The young are born after a gestation period of around 18 weeks and are suckled by their mothers at about four months. Usually, only one offspring is born at once, and they are carried around on the mothers back for a time. When sleeping or threatened, the mother tends to roll in a ball for defense like usual, but with the young cradled in a ball of their own, encompassed in the mother's ball. At the age of about 5 months, the young will separate from their mother. Female pangolins even adopt lone young that have lost their own mother.

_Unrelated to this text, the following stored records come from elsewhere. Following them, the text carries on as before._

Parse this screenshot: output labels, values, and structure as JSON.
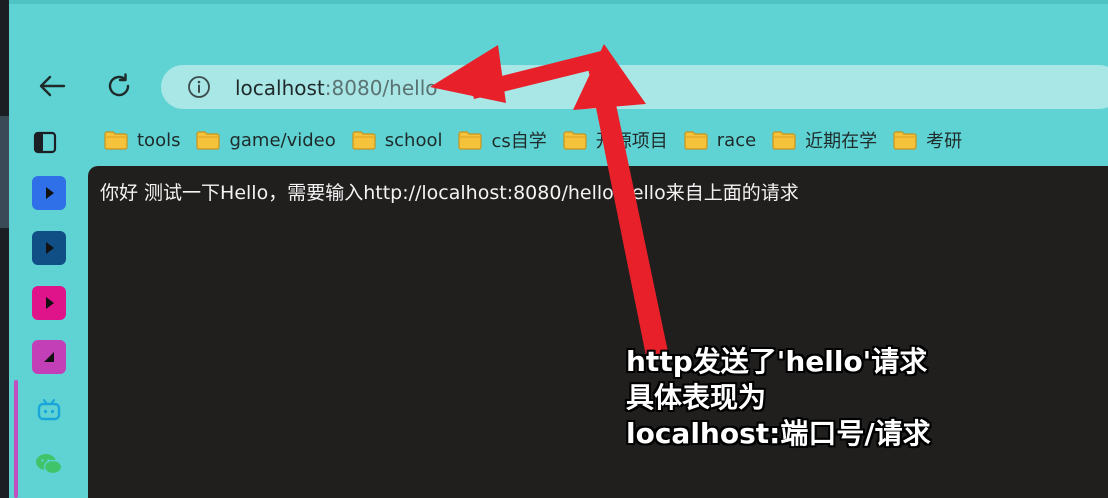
{
  "browser": {
    "address": {
      "host": "localhost",
      "rest": ":8080/hello"
    }
  },
  "bookmarks": [
    {
      "label": "tools"
    },
    {
      "label": "game/video"
    },
    {
      "label": "school"
    },
    {
      "label": "cs自学"
    },
    {
      "label": "开源项目"
    },
    {
      "label": "race"
    },
    {
      "label": "近期在学"
    },
    {
      "label": "考研"
    }
  ],
  "page": {
    "body_text": "你好 测试一下Hello，需要输入http://localhost:8080/hello,hello来自上面的请求"
  },
  "annotation": {
    "lines": [
      "http发送了'hello'请求",
      "具体表现为",
      "localhost:端口号/请求"
    ]
  },
  "colors": {
    "browser_chrome": "#5fd3d3",
    "address_bar": "#a9e6e6",
    "page_background": "#211f1e",
    "arrow": "#e8202a",
    "sidebar_accent": "#c24ebf"
  },
  "sidebar_apps": [
    {
      "icon": "play-app-icon-blue",
      "color": "#2f6fe8"
    },
    {
      "icon": "play-app-icon-dark-blue",
      "color": "#0f4f86"
    },
    {
      "icon": "play-app-icon-magenta",
      "color": "#e0148a"
    },
    {
      "icon": "wedge-app-icon-purple",
      "color": "#c23fb8"
    },
    {
      "icon": "bilibili-icon",
      "color": "#18a6d8"
    },
    {
      "icon": "wechat-icon",
      "color": "#3fc46a"
    }
  ]
}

== Hunting and conservation ==
The Philippine pangolin, much like every other species of pangolin, is considered threatened due to how sought after they are to hunters. Other than the meat, which is a delicacy in certain Asian cultures, the Philippine Pangolin is hunted for their scales, organs, and skin, which are used in traditional medicine. In 2016, the Convention on International Trade in Endangered Species (CITES) listed the animal as protected under Appendix I (meaning commercial international trade was prohibited) due to how much international trade influenced pangolin hunting. The Zoological Society of London has listed the mammal as an EDGE species.

==Predation==
Besides humans, the only known predator of Philippine pangolins are reticulated pythons.